Jock Johnstone

Personal information
- Full name: John Chalmers Johnstone
- Date of birth: 23 June 1898
- Place of birth: Dundee, Scotland
- Date of death: 3 November 1936 (aged 38)
- Place of death: Birmingham, England
- Height: 5 ft 10+1⁄2 in (1.79 m)
- Position: Right half

Senior career*
- Years: Team / Apps / (Gls)
- Dundee Hibernian
- 1919–1920: Montrose
- 1920–1922: Dundee / 13 / (1)
- 1922–1928: Aston Villa / 106 / (1)
- 1928–1929: Reading / 6 / (0)

= Jock Johnstone =

Scottish footballer

John Chalmers Johnstone (23 June 1898 – 3 November 1936) was a Scottish footballer who played for Dundee, Aston Villa and Reading, mainly as a right half.

He played twice in Aston Villa's run to the 1924 FA Cup Final, but did not take part in the match itself; this was indicative of his struggles over several seasons to be selected ahead of Frank Moss and George Blackburn, both of whom were England internationals.

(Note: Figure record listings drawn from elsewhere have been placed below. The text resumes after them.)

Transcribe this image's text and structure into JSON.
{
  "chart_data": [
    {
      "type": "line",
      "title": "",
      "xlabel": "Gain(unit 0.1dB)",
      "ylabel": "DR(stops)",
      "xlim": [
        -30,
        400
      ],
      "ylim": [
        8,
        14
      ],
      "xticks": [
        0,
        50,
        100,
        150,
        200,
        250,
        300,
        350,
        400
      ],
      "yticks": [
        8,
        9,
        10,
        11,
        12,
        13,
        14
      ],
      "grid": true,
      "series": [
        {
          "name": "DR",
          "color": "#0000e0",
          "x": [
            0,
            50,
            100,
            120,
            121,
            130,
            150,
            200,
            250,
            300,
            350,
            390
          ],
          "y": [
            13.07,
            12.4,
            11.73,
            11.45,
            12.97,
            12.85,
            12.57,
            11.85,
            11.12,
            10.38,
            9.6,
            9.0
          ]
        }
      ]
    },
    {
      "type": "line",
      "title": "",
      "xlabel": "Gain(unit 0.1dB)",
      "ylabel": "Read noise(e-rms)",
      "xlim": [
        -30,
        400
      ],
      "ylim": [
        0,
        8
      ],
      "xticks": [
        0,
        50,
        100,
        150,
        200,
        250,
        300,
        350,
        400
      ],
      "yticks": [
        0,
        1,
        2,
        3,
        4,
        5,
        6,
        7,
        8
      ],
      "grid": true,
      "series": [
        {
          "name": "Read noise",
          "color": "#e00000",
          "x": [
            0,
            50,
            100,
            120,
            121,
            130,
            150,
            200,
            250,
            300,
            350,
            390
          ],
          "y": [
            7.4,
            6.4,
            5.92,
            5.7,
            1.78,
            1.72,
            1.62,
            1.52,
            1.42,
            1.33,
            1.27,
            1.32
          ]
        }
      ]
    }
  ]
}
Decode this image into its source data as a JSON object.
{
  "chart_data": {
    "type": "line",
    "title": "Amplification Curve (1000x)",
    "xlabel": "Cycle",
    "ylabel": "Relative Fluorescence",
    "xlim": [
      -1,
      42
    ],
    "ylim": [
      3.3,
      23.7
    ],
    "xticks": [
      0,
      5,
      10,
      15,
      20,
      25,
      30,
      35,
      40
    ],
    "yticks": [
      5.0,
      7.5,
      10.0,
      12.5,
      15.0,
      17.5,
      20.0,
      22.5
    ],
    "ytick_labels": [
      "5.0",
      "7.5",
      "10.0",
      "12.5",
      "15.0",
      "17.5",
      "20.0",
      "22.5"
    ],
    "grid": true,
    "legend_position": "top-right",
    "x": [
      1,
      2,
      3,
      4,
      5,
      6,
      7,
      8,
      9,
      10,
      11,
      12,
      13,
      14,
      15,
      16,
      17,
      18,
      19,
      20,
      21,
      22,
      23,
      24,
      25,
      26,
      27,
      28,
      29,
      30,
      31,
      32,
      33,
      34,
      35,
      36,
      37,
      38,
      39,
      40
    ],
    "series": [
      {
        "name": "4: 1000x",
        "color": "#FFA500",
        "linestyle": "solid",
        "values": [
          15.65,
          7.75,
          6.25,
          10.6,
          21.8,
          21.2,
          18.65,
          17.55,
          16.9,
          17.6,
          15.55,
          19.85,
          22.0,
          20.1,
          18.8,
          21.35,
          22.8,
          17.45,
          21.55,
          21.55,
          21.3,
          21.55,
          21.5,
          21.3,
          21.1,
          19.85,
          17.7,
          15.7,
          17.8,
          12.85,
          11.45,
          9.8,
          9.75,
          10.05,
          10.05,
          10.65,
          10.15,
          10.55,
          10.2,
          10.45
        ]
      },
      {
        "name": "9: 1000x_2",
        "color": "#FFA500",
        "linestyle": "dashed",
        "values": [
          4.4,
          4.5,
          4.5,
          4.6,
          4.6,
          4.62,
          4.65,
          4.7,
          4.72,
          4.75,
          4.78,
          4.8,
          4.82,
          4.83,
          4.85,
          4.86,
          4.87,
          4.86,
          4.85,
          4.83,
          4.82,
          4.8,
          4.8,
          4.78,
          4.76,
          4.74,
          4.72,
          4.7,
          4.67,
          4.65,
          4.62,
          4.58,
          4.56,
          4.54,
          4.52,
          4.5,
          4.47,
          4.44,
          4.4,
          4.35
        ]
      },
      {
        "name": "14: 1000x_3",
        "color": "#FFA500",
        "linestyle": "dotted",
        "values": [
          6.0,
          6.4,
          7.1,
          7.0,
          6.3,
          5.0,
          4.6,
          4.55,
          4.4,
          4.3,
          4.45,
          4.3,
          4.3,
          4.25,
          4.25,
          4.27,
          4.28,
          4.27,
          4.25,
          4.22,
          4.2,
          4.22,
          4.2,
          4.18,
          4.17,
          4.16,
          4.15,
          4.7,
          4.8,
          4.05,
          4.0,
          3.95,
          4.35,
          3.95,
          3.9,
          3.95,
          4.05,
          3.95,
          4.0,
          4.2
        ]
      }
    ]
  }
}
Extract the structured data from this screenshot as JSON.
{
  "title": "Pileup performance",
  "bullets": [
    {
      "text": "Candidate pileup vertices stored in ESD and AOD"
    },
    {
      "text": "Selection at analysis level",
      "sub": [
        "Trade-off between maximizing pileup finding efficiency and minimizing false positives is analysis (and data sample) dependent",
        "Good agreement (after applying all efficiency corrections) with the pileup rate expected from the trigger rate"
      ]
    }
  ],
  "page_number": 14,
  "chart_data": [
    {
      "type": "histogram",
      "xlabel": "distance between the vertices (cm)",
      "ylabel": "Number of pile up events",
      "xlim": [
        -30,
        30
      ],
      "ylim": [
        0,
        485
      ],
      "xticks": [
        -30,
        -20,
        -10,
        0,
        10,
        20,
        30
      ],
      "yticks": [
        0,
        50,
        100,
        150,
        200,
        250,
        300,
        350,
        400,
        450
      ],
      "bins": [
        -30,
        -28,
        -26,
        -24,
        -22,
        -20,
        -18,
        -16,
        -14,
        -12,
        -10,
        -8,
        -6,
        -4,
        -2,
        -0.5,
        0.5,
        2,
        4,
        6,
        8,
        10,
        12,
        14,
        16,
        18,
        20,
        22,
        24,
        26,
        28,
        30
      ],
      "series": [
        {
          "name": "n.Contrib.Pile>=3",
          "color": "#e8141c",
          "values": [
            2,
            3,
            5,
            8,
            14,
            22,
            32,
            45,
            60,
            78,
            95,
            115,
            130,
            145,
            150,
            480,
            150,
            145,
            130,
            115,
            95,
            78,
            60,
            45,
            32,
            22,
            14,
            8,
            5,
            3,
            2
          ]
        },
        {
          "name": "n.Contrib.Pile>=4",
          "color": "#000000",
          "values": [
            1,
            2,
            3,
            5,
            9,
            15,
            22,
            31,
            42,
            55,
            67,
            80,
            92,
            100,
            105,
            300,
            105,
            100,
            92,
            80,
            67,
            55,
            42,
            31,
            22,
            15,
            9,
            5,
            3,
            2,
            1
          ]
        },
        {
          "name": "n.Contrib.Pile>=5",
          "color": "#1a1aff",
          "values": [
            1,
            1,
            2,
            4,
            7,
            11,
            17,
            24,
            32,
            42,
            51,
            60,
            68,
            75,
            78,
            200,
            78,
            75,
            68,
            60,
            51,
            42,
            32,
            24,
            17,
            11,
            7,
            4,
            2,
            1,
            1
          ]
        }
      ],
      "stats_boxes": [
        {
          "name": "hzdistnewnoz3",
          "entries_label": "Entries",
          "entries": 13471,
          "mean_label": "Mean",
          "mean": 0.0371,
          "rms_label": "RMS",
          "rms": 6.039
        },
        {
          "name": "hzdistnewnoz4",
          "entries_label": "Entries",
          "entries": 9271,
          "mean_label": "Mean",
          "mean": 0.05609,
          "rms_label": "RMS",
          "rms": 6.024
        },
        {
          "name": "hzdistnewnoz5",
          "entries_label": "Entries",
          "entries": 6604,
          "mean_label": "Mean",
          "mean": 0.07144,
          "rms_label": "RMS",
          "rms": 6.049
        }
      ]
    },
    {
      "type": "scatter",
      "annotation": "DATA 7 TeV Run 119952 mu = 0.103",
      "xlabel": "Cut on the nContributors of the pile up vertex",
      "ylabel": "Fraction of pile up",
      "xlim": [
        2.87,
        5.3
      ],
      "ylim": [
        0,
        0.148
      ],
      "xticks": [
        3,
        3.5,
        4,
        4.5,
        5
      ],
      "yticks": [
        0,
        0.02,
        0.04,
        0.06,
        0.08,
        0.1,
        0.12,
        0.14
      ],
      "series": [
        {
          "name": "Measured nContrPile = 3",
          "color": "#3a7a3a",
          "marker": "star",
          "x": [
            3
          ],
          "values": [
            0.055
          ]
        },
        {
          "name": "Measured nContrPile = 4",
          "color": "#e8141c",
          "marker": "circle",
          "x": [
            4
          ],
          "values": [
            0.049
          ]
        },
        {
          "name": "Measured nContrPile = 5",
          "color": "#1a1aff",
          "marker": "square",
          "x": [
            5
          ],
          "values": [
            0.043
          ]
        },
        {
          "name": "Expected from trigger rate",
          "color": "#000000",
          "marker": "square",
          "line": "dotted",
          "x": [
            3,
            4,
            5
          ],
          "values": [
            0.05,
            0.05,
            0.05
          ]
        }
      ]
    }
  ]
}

He sailed North to Sweden with the team on Aston Villa's first foreign tour in May 1926. Örgryte celebrated a major success when beating Aston Villa 5–2. Villa were defeated by Gothenburg-combined (Kombinerol Gotesburgslag). There followed a golf & fishing break where Johnstone took advantage of the opportunity to join the fishing party. Villa won 11 - 2 over the select Oslo-combined Lyn og Frig including FK Lyn players.